Bearers of the Black Staff, released August 24, 2010, quickly reached #5 on the New York Times Bestseller list. Bearers of the Black Staff is the first of two in a new set subtitled Legends of Shannara
 
Brooks has written 25 New York Times bestselling novels in the past 30 years. His groundbreaking The Sword of Shannara became a runaway best-seller in 1977. It was the first fantasy novel to be listed on The New York Times trade paperback bestseller list, where it remained for over five months.
 
Brooks received his undergraduate degree from Hamilton College, where he majored in English Literature, and went on to earn his graduate degree from the School of Law at Washington & Lee University.
 
The Sword of Shannara took him seven years to finish as he wrote it in time squeezed out of his law practice. After publishing his first three Shannara novels, even though he was hesitant, Terry quit his practice of law to pursue a full-time writing career.
 
Following the author reading and Q&A, the popular Open Mic session will provide opportunities for the audience to hear nine local writers read from their original work. Interested writers sign up at the door to read; first come, first to read.
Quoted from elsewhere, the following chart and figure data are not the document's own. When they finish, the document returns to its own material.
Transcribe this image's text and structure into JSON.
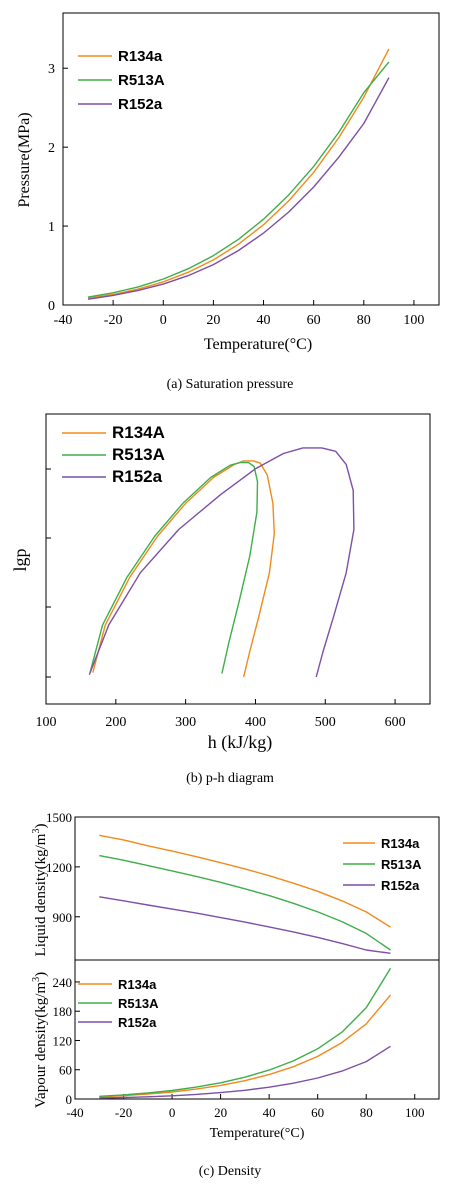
{
  "colors": {
    "R134a": "#f08a1c",
    "R513A": "#3fae49",
    "R152a": "#7d4fa6"
  },
  "captions": {
    "a": "(a) Saturation pressure",
    "b": "(b) p-h diagram",
    "c": "(c) Density"
  },
  "chart_data": [
    {
      "id": "a",
      "type": "line",
      "xlabel": "Temperature(°C)",
      "ylabel": "Pressure(MPa)",
      "xlim": [
        -40,
        110
      ],
      "ylim": [
        0,
        3.7
      ],
      "xticks": [
        "-40",
        "-20",
        "0",
        "20",
        "40",
        "60",
        "80",
        "100"
      ],
      "yticks": [
        "0",
        "1",
        "2",
        "3"
      ],
      "legend_position": "top-left",
      "x": [
        -30,
        -20,
        -10,
        0,
        10,
        20,
        30,
        40,
        50,
        60,
        70,
        80,
        90
      ],
      "series": [
        {
          "name": "R134a",
          "values": [
            0.085,
            0.133,
            0.201,
            0.293,
            0.415,
            0.572,
            0.77,
            1.017,
            1.318,
            1.682,
            2.117,
            2.633,
            3.244
          ]
        },
        {
          "name": "R513A",
          "values": [
            0.1,
            0.154,
            0.229,
            0.329,
            0.46,
            0.626,
            0.833,
            1.087,
            1.392,
            1.756,
            2.186,
            2.69,
            3.08
          ]
        },
        {
          "name": "R152a",
          "values": [
            0.074,
            0.122,
            0.185,
            0.265,
            0.372,
            0.512,
            0.69,
            0.911,
            1.177,
            1.495,
            1.872,
            2.3,
            2.88
          ]
        }
      ]
    },
    {
      "id": "b",
      "type": "line",
      "xlabel": "h (kJ/kg)",
      "ylabel": "lgp",
      "xlim": [
        100,
        650
      ],
      "xticks": [
        "100",
        "200",
        "300",
        "400",
        "500",
        "600"
      ],
      "legend_position": "top-left",
      "series": [
        {
          "name": "R134A",
          "points": [
            [
              167,
              1.0
            ],
            [
              185,
              12.0
            ],
            [
              220,
              23.0
            ],
            [
              260,
              32.5
            ],
            [
              300,
              40.0
            ],
            [
              340,
              46.0
            ],
            [
              370,
              49.0
            ],
            [
              383,
              49.8
            ],
            [
              397,
              49.8
            ],
            [
              407,
              49.3
            ],
            [
              417,
              46.5
            ],
            [
              425,
              40.0
            ],
            [
              427,
              33.0
            ],
            [
              420,
              24.0
            ],
            [
              405,
              14.0
            ],
            [
              392,
              6.0
            ],
            [
              383,
              0.0
            ]
          ]
        },
        {
          "name": "R513A",
          "points": [
            [
              163,
              1.0
            ],
            [
              181,
              12.0
            ],
            [
              216,
              23.0
            ],
            [
              256,
              32.5
            ],
            [
              296,
              40.0
            ],
            [
              336,
              46.0
            ],
            [
              364,
              48.8
            ],
            [
              378,
              49.4
            ],
            [
              390,
              49.4
            ],
            [
              398,
              48.5
            ],
            [
              403,
              45.0
            ],
            [
              402,
              38.0
            ],
            [
              392,
              28.0
            ],
            [
              376,
              17.0
            ],
            [
              362,
              8.0
            ],
            [
              352,
              0.8
            ]
          ]
        },
        {
          "name": "R152a",
          "points": [
            [
              162,
              0.5
            ],
            [
              190,
              12.0
            ],
            [
              235,
              24.0
            ],
            [
              290,
              34.0
            ],
            [
              350,
              42.0
            ],
            [
              400,
              48.0
            ],
            [
              440,
              51.5
            ],
            [
              468,
              52.8
            ],
            [
              495,
              52.8
            ],
            [
              515,
              52.0
            ],
            [
              530,
              49.0
            ],
            [
              540,
              43.0
            ],
            [
              541,
              34.0
            ],
            [
              530,
              24.0
            ],
            [
              512,
              14.0
            ],
            [
              497,
              6.0
            ],
            [
              487,
              0.0
            ]
          ]
        }
      ]
    },
    {
      "id": "c-top",
      "type": "line",
      "ylabel": "Liquid density(kg/m³)",
      "xlim": [
        -40,
        110
      ],
      "ylim": [
        640,
        1500
      ],
      "yticks": [
        "900",
        "1200",
        "1500"
      ],
      "legend_position": "top-right",
      "x": [
        -30,
        -20,
        -10,
        0,
        10,
        20,
        30,
        40,
        50,
        60,
        70,
        80,
        90
      ],
      "series": [
        {
          "name": "R134a",
          "values": [
            1390,
            1362,
            1327,
            1295,
            1261,
            1225,
            1188,
            1147,
            1102,
            1053,
            996,
            929,
            838
          ]
        },
        {
          "name": "R513A",
          "values": [
            1268,
            1240,
            1208,
            1176,
            1143,
            1107,
            1068,
            1027,
            981,
            929,
            871,
            800,
            700
          ]
        },
        {
          "name": "R152a",
          "values": [
            1020,
            996,
            971,
            946,
            922,
            895,
            868,
            839,
            809,
            776,
            740,
            700,
            680
          ]
        }
      ]
    },
    {
      "id": "c-bottom",
      "type": "line",
      "xlabel": "Temperature(°C)",
      "ylabel": "Vapour density(kg/m³)",
      "xlim": [
        -40,
        110
      ],
      "ylim": [
        0,
        285
      ],
      "xticks": [
        "-40",
        "-20",
        "0",
        "20",
        "40",
        "60",
        "80",
        "100"
      ],
      "yticks": [
        "0",
        "60",
        "120",
        "180",
        "240"
      ],
      "legend_position": "top-left",
      "x": [
        -30,
        -20,
        -10,
        0,
        10,
        20,
        30,
        40,
        50,
        60,
        70,
        80,
        90
      ],
      "series": [
        {
          "name": "R134a",
          "values": [
            4.4,
            6.8,
            10.0,
            14.4,
            20.2,
            27.8,
            37.5,
            50.1,
            66.3,
            87.4,
            115.6,
            154.0,
            213.0
          ]
        },
        {
          "name": "R513A",
          "values": [
            5.5,
            8.4,
            12.3,
            17.5,
            24.3,
            33.2,
            44.6,
            59.2,
            78.2,
            103.0,
            137.0,
            187.0,
            268.0
          ]
        },
        {
          "name": "R152a",
          "values": [
            1.9,
            3.0,
            4.5,
            6.6,
            9.4,
            13.1,
            17.9,
            24.2,
            32.4,
            43.0,
            57.3,
            76.7,
            108.0
          ]
        }
      ]
    }
  ]
}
Writers interested in reading should check out the Open Mic guidelines at hoffmanblog.org <http://hoffmanblog.org> and come prepared to read your original piece of work in five minutes or less.
 
The series is a program of the Hoffman Center and will be held at the Hoffman Center (across from Manzanita Library at 594 Laneda Avenue.) The building will be set up in a café style with coffee/tea and snacks available. Admission fee is $5.